Musa Çam, CHP rozetli bir İzmir milletvekili.
Özbek Köyü'ndeki "Ot Festivali" sırasında ilginç bir iddiayı göndeme getirdi.
Gelin, Musa Çam'a bir kulak verelim.
Çam, doğa koruma konusunda çalışan sivil toplum kuruluşlarının ve uzman akademisyenlerin katkı koyduğu "Tabiatı ve Biyolojik Çeşitliliği Koruma Kanunu Tasarısı"nın on yıldır ülke gündeminde olduğunu ancak, kanun tasarısının 2010 yılında TBMM'ye bambaşka bir biçimde sevk edildiğini söylüyor.
Çam, uzman STK yetkilisinin ve uzmanın görüşlerini dikkate almadan hazırlanmış olan kanun tasarısının bugünkü hali ile katılımcılıktan uzak olduğunu ve doğamızı geri dönüşü olmayan bir yıkıma götüren maddelerle dolu olduğunu ifade ediyor ve ekliyor:
"Kanun, mevcut haliyle TBMM'den geçtiği takdirde ülkemizdeki orman alanları, sulak alanlar, kıyılar ve bütün diğer doğal alanlar geri dönüşü olmayacak tahribatlara karşı savunmasız kalacak. Bugüne kadar ilan edilmiş tüm korunan alanların statüsü yeniden değerlendirilecek, 'Doğal Sit' statüsü tamamen mevzuattan kaldırılacak, ülkemizdeki en güçlü doğa koruma yasalarından Milli Parklar Kanunu yürürlükten kalkacak."
***
CHP milletvekiline göre; kanunla birlikte son derece muğlak ve suiistimale açık olan "üstün kamu yararı" kavramı gerekçe gösterilerek korunan alanlarda her türlü yatırıma izin verilebilecek. Herhangi bir milli park alanında bir otoyol, maden, toplu konut, sanayi, turizm, enerji yatırımı mümkün olabilecek.
Doğuran mı anne, yoksa bakan mı?
AK Parti İzmir Milletvekili İlknur Denizli bunu partisinin Gençlik Kolları'nın düzenlediği münazara sırasında sordu, bu sorunun çok tartışılabileceğini, tek bir doğru cevapta buluşmanın zor olduğunu anlattı.

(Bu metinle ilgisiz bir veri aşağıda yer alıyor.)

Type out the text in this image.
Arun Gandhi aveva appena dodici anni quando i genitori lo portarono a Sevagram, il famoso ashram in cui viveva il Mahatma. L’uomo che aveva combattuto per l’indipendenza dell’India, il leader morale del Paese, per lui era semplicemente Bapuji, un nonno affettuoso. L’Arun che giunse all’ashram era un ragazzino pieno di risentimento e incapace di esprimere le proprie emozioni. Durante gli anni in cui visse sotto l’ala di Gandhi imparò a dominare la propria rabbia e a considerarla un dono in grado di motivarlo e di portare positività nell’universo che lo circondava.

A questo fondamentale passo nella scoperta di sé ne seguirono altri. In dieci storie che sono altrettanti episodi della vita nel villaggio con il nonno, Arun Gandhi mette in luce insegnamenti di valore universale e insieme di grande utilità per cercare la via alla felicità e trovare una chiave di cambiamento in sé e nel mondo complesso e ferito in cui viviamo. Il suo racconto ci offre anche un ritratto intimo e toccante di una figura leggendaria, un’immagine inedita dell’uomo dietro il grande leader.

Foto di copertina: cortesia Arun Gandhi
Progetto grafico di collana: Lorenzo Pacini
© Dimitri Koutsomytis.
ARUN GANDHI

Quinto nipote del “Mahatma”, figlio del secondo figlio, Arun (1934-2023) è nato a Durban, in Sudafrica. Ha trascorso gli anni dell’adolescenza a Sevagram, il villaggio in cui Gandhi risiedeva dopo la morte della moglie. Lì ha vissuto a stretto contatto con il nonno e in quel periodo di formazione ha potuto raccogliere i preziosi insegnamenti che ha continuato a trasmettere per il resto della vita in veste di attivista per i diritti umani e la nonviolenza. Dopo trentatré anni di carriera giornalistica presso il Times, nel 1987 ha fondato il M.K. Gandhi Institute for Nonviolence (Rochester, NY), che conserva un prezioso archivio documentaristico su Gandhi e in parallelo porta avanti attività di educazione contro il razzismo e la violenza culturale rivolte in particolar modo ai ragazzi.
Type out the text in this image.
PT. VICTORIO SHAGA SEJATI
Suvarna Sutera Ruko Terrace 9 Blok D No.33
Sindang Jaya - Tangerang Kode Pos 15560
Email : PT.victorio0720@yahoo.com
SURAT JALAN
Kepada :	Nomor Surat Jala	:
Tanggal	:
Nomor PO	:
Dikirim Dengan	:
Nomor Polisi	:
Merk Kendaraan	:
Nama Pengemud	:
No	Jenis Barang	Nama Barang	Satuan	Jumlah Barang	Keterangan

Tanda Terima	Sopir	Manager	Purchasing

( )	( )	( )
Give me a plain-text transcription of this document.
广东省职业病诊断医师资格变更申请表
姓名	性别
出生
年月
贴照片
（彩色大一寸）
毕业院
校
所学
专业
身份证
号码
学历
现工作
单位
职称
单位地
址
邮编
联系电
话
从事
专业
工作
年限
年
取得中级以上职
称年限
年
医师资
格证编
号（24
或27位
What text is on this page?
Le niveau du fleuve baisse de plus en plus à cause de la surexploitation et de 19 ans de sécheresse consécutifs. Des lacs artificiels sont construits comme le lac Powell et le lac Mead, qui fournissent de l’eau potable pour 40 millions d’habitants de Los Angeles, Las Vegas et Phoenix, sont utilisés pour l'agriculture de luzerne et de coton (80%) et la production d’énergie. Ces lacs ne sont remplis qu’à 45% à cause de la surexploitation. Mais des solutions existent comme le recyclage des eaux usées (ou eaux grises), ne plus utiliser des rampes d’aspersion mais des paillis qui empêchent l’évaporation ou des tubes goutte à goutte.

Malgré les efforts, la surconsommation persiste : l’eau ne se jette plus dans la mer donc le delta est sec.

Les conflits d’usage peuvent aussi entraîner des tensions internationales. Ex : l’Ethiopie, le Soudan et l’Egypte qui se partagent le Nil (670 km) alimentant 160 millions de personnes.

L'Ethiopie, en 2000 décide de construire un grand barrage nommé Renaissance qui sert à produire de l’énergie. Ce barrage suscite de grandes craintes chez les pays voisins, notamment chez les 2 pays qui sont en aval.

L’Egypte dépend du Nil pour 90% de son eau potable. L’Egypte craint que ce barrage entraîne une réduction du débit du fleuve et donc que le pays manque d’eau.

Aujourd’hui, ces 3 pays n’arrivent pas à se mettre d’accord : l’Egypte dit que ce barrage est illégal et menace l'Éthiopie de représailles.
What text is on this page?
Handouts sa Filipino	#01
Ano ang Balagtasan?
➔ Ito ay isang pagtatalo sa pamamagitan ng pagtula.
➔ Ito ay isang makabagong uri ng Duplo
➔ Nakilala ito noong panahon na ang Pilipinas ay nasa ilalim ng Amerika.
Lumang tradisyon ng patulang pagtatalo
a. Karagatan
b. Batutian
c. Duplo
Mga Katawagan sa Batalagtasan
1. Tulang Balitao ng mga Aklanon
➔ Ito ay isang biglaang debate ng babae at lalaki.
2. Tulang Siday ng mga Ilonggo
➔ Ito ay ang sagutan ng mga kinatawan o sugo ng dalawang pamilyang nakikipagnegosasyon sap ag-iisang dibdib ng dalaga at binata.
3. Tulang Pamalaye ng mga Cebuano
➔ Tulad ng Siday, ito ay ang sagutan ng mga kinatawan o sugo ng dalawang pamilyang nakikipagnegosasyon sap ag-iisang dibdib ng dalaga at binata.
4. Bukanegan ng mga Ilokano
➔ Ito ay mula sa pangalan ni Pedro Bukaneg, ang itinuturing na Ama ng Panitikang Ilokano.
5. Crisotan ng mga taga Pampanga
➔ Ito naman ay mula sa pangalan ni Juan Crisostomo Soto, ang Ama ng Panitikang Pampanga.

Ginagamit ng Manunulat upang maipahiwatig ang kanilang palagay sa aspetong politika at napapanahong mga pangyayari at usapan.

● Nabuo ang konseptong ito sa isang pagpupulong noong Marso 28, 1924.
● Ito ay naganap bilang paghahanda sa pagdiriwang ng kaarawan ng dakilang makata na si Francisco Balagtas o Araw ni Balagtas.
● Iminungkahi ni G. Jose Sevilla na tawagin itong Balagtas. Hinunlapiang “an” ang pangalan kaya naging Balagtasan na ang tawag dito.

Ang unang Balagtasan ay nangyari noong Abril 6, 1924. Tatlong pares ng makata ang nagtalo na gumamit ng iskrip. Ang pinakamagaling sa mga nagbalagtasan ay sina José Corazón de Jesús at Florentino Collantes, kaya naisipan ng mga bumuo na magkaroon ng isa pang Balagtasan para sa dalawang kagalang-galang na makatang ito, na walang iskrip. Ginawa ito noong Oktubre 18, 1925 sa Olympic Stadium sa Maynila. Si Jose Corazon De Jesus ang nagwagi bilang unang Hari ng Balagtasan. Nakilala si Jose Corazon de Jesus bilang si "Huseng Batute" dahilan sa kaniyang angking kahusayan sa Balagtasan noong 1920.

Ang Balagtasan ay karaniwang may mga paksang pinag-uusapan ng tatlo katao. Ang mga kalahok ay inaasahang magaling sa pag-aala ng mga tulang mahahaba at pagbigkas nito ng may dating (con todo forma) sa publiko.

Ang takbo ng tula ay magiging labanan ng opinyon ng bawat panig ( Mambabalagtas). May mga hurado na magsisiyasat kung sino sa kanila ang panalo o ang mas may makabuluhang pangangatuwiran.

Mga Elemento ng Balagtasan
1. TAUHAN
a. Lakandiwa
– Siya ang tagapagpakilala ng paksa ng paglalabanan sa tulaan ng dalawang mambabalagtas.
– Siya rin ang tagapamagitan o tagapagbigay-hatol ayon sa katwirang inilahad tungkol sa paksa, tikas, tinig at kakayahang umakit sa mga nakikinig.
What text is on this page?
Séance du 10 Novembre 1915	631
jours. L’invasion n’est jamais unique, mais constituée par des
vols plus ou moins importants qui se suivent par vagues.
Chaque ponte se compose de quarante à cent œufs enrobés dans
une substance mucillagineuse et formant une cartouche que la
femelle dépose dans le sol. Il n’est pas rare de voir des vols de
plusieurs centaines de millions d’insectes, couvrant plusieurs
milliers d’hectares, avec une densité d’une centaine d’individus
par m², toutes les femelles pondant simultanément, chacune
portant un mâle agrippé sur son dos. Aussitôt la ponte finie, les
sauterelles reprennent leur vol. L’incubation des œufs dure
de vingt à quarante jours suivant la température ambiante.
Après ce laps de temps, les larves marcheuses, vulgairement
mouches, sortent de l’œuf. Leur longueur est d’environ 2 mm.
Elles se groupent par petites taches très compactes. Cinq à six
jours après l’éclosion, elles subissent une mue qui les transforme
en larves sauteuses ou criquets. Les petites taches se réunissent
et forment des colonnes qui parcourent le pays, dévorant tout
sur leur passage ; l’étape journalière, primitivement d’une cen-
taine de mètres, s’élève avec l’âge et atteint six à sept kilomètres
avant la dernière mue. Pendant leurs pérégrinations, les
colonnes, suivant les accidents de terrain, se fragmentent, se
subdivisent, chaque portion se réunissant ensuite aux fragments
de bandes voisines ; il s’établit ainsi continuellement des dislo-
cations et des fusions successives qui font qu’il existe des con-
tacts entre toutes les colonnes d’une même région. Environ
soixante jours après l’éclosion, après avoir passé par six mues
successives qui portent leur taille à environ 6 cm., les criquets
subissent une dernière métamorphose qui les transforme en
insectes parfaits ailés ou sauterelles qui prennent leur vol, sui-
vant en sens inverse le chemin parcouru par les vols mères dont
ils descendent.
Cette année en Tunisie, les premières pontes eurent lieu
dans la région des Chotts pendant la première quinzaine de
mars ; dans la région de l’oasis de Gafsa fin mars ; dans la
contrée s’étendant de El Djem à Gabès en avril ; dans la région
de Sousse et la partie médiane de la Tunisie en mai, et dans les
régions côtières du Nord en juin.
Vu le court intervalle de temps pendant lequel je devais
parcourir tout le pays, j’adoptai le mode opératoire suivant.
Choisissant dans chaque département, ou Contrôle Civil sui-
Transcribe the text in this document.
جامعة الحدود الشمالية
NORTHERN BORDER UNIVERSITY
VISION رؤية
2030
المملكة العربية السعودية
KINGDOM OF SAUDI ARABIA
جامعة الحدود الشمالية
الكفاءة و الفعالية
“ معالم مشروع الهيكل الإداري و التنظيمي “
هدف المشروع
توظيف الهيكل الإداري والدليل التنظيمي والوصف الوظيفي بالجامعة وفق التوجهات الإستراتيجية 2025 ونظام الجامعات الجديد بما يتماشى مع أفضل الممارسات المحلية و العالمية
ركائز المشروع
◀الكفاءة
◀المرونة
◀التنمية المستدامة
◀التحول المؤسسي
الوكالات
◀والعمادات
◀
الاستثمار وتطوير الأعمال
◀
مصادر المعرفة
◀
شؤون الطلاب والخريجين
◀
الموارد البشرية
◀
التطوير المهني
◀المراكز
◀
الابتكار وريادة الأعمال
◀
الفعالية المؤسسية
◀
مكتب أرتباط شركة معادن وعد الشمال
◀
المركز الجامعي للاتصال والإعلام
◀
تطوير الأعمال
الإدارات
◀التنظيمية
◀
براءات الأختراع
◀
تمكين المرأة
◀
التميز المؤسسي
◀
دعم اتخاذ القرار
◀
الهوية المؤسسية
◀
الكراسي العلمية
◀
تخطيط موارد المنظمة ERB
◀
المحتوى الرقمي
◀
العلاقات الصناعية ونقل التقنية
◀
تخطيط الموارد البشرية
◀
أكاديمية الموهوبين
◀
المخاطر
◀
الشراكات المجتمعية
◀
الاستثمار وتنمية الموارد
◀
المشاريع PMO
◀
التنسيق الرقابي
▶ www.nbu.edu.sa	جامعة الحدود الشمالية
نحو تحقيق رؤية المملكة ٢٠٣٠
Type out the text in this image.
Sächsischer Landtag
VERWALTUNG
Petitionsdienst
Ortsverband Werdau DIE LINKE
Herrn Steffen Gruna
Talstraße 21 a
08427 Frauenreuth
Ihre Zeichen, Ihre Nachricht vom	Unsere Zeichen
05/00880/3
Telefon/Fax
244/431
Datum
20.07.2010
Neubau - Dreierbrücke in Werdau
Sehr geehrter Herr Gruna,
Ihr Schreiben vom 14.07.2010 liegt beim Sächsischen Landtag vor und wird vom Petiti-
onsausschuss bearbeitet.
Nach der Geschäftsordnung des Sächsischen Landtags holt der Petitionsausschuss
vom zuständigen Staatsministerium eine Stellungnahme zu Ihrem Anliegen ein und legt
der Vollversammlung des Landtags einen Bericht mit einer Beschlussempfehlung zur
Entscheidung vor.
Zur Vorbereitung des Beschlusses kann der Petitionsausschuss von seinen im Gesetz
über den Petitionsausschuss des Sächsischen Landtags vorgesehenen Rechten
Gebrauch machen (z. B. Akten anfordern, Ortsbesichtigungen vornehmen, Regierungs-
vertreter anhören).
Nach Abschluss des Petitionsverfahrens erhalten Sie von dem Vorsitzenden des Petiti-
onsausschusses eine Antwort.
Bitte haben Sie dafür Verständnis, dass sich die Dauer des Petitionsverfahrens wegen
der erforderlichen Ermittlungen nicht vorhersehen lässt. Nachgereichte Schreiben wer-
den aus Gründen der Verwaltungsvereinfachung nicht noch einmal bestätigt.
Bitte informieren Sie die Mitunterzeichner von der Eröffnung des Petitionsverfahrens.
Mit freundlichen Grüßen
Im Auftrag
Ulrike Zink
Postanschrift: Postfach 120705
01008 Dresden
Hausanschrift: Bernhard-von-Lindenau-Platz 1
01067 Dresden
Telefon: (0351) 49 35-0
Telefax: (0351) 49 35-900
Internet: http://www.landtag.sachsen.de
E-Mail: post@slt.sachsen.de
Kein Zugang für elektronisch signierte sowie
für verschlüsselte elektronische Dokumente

Denizli, "Nice anneler tanıyorum, doğurmadıkları çocuklara, bizzat doğuran anneler kadar merhametle, şefkatle bakabilmektedirler. Onları, sevgiyle sarmalayıp, yalnızlık hissettirmeden büyütebilmektedirler" dedi.
* * *
"Cezaevlerindeki anneler 0-6 yaş arasındaki çocuklarına bakabilmeli mi?' konulu münazara Balçova İlçe Gençlik Kolları ile Bornova İlçe Gençlik Kolları arasında yapıldı.
Ve, İlknur Denizli de bu soruyu münazarada tartışan gençlere yöneltti. Daha sonra sözü babalara getiren Denizli, "Babalar için de bir çift sözüm var. Çünkü; annelik, sevgi, şefkat, merhamet söz konusu olduğunda onlara da sorumluluk, kısacası bir parça annelik düşüyor. Burada oturan erkek arkadaşlarımızın da bu anlamda başarılı birer baba olabileceklerini düşünüyorum. Ola ki anne bir sebepten dolayı çocuğundan ayrı kalmıştır. Bu uzun süreli de olabilir, birkaç saatlik kısa bir zaman dilimi de olabilir. Çocuğa annenin boşluğunu hissettirmemek babanın elindedir."
küpe
Daima sessiz kalan üç şey vardır: Düşünce, kader ve mezar.